Le ministère de la Justice de la République démocratique du Congo a annoncé, ce lundi 20 avril 2026, l’ouverture d’une enquête judiciaire à la suite de la diffusion d’une vidéo choquante liée à une affaire impliquant l’artiste congolaise Déborah Tchimpakala, connue sous le nom de scène Rebo Tchulo.

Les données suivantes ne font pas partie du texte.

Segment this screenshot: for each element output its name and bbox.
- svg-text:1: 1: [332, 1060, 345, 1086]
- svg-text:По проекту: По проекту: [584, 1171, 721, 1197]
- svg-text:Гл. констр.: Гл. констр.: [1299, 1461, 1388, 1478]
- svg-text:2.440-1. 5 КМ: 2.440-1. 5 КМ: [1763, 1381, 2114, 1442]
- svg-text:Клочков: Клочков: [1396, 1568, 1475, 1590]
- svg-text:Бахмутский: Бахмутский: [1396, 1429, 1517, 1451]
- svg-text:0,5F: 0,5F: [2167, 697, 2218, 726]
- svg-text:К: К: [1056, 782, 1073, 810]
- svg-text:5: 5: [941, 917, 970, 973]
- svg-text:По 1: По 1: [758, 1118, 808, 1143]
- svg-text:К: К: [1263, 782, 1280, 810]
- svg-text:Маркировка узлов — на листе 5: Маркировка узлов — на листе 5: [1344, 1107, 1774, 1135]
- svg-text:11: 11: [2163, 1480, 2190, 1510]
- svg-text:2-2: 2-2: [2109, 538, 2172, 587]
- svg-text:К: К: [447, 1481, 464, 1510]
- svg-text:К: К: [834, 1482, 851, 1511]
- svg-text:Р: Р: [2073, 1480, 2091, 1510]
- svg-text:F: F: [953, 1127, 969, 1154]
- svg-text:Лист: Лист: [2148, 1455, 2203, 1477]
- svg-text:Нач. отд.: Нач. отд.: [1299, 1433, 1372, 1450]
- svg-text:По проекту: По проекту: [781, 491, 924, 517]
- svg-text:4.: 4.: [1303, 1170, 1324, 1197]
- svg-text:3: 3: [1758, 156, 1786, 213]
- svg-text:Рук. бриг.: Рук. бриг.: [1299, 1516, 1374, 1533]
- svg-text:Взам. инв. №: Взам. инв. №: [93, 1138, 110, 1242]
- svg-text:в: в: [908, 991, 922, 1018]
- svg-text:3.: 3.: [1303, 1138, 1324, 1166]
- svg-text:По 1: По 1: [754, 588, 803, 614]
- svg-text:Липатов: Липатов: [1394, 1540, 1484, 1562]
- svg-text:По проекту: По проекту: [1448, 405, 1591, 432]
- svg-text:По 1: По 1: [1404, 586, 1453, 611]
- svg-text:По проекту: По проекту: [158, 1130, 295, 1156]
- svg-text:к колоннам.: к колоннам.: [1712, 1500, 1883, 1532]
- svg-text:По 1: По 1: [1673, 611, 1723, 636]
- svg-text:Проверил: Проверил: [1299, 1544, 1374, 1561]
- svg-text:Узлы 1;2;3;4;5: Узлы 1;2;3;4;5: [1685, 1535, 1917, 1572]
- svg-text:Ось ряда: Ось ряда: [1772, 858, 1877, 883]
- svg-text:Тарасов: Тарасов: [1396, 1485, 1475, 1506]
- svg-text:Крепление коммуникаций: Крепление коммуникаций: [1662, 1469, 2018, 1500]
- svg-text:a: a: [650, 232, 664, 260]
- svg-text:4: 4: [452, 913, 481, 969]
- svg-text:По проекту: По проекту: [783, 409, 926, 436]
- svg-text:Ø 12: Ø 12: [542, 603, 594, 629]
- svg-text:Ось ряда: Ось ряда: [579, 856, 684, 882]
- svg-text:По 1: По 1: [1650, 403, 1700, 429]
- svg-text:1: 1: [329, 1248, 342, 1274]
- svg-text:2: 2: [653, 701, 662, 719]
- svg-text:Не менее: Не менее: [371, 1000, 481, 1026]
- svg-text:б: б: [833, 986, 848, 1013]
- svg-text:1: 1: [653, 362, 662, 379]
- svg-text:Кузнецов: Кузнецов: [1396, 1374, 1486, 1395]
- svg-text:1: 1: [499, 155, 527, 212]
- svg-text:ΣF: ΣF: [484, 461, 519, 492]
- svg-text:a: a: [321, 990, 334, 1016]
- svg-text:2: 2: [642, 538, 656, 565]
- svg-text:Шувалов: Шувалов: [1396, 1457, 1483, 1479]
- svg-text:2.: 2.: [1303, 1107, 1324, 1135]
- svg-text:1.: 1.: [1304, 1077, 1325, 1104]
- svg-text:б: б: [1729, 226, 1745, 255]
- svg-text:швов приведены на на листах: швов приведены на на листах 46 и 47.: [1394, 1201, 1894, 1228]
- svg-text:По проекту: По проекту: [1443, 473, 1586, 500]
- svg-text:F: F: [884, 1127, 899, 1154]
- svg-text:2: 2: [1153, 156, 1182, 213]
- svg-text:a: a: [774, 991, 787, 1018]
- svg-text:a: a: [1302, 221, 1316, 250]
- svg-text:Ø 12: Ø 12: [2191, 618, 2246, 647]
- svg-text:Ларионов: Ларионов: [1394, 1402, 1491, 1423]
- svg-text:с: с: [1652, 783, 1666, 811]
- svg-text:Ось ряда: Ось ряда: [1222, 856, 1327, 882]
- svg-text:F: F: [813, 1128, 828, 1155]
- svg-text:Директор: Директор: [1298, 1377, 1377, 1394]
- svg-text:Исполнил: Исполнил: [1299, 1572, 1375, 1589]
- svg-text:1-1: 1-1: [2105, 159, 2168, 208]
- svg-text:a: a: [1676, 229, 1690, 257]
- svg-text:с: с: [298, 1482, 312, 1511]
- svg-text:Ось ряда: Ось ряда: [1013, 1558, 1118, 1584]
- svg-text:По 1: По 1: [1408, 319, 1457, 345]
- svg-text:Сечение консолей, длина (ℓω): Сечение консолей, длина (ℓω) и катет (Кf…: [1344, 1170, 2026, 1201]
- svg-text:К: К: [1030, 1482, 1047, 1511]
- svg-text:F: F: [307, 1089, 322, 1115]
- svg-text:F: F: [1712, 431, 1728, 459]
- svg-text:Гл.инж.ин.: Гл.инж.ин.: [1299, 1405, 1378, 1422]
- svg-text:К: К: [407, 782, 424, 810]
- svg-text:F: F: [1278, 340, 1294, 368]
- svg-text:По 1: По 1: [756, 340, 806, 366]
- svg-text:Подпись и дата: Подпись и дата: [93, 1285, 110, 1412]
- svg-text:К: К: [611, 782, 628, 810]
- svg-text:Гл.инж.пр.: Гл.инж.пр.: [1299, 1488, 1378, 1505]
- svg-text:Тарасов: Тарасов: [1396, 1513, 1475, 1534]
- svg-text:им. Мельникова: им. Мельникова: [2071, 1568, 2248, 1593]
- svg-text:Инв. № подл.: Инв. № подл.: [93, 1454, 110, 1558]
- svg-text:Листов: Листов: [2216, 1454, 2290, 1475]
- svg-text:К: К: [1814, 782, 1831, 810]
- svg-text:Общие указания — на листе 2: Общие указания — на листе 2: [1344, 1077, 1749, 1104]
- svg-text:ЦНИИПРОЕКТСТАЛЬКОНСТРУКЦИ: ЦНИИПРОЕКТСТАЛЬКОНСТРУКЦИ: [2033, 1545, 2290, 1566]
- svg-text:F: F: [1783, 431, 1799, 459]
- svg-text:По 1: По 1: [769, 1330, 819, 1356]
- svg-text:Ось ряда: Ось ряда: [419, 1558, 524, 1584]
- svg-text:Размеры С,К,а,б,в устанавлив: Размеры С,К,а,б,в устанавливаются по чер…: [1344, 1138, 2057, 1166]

Selon un communiqué officiel du cabinet du ministre d’État en charge de la Justice, les faits ont été signalés le 19 avril 2026 par un lanceur d’alerte ayant transmis une vidéo montrant de graves violences infligées à un jeune garçon.
D’après les premières informations, largement relayées sur les réseaux sociaux, la victime serait un jeune homme accusé d’avoir volé l’artiste. En réaction, celle-ci aurait fait appel à des hommes en uniforme, soupçonnés d’appartenir aux forces de sécurité. Ces derniers auraient soumis la victime à des actes de torture et à des traitements inhumains, comme le laisserait apparaître la vidéo devenue virale, suscitant une vive indignation au sein de l’opinion publique.
Les faits se seraient déroulés dans la nuit du 18 au 19 avril 2026, aux environs de 4 heures du matin, dans la commune de Ngaliema, au quartier Pigeon, à Kinshasa.
Sans préjuger des responsabilités, le ministère de la Justice souligne que, si ces faits sont avérés, ils pourraient constituer des infractions d’une extrême gravité, notamment des actes de torture, des coups et blessures volontaires, ainsi que des abus d’autorité et des incitations à commettre des actes contraires à la loi.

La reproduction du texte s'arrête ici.